Fresh yogurt to fight hunger at school
What if students could eat yogurt at mid-day breakfast every day? In the Sahel, one of the poorest areas of Burkina Faso, that idea has become one of the World Food Programme’s flagship initiatives. The organisation is helping to set up a completely new dairy supply chain, which links small-scale cattle-breeders and local dairy producers with school canteens. The programme draws from the local context and has many benefits. The yogurt provides children with much-needed vitamins and minerals, ensuring they are able to concentrate and learn. At the same time, the local milk processing units owned by women’s associations gain market access, encouraging the development of the dairy sector upon which 40% of the population relies. We have been supporting the World Food Programme (WFP) since the inception of the initiative and are now enabling the organisation to consolidate and expand it while ensuring that the model can be replicated by the government in other parts of the country.
The Sahel is one of the poorest and most food-insecure regions of Burkina Faso, with a 33% chronic malnutrition rate. School enrolment in the region is also very low (51.9% compared to a national average of 83.7%) and early marriages are a major cause of dropouts among young girls.
To address these challenges, the World Food Programme (WFP) has set up school canteens that help reduce malnutrition and improve enrolment, attendance and retention by providing children with nutritious food. Proper nutrition is vital to ensuring students are able to concentrate and learn, and is a powerful incentive for families to send children to school and keep them there.
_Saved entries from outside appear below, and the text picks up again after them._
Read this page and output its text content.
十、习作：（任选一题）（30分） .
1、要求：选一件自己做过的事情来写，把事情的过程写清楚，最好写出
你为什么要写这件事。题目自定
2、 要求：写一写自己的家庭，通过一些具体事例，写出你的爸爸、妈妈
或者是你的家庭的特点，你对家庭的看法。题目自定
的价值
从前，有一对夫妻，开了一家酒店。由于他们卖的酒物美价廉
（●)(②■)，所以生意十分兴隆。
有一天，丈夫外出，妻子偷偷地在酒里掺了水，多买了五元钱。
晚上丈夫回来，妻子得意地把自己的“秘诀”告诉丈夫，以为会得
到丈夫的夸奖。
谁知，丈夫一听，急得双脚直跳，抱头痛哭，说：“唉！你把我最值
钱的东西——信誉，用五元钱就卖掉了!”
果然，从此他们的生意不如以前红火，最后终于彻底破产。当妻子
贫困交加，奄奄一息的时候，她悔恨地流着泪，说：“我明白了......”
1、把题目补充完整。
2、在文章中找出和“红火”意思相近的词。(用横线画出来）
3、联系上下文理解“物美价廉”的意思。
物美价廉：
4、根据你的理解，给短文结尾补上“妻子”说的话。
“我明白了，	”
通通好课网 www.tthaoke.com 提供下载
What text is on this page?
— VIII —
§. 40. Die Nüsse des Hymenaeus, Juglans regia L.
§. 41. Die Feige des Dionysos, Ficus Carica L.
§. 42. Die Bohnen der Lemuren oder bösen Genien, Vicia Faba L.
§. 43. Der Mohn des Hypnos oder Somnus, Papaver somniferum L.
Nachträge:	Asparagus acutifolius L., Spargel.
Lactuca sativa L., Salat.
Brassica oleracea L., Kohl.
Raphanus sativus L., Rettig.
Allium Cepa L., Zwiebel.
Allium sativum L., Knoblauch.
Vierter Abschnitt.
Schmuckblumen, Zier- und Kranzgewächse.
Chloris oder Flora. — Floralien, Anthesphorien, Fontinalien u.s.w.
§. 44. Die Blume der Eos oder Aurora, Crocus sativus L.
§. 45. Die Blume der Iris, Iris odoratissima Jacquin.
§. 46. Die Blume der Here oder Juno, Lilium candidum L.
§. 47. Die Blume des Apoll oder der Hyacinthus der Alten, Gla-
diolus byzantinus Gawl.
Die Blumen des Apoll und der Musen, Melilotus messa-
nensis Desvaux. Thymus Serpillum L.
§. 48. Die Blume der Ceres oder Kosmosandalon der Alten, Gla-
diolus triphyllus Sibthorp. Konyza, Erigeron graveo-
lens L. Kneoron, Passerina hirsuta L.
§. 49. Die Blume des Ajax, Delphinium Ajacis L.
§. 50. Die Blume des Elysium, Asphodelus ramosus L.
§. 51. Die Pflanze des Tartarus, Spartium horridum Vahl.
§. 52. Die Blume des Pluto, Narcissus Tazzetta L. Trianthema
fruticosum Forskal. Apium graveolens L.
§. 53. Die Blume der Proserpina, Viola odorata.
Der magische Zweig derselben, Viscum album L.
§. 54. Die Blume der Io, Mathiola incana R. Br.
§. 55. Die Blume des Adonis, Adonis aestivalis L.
Linking school meals with small-scale farmers’ production, the WFP home-grown school feeding programmes boost local agriculture and transform food assistance into a sustainable investment for the whole community.
From May 2015, WFP piloted the introduction of locally-produced yogurt as part of the school meals provided in Dori, the capital of the Sahel region.
Connecting small-scale breeders and female yogurt producers with the schools’ demand, the “Milk initiative” has gradually been rolled out to some 5,300 students at 28 primary schools. The model’s success relies on its ability to value local knowledge and establish a sustainable value chain that links women working at milk processing plants with cattle-breeders, small-scale fodder producers, milk collectors, yogurt distributors and schools.
This ecosystem not only boosts local economies, but also promotes gender equality as it gives women the tools and resources to become successful dairy entrepreneurs in their communities.
We are supporting WFP to consolidate the Dori model and expand it to the provinces of Seno and Soum. The activities specifically include:
- Technical support and training throughout the milk value chain (milk processors and collectors).
- Strategic and operational alignment with national ministries and local municipalities in the Sahel region to support the development of a comprehensive national framework and prepare the take-over of the initiative.
- Two women-owned milk processing units are up and running. Their production meets quality standards and the units are competitive on the market. The women increase their income and their access to credit and the market, and benefit from better social status.
- A total of 12,500 schoolchildren at 71 schools in Dori and Djibo receive locally-produced yogurt on a daily basis. Attendance rates in the schools where yogurt is provided increase to reach 85%.
- A high-quality milk value chain is established, including milk collectors, livestock breeders and small-scale farmers.
The programme is being implemented under the leadership of the Ministry of National Education and Literacy, with the involvement of other relevant departments (Health, Agriculture, Livestock and Fishing) to prepare the Government to take it over, directing a nationally owned, funded and managed home-grown school meals programme.
WFP’s efforts to link school feeding and local agricultural and milk production address the root causes of hunger and food insecurity by helping farmers and smallholder cattle breeders access markets, boost their incomes and improve their livelihoods. School feeding programmes are multi-sectoral in nature. WFP works with other United Nation agencies (including UNDP, FAO, UNFPA and IFAD) to ensure effective coordination, sustainability and efficiency.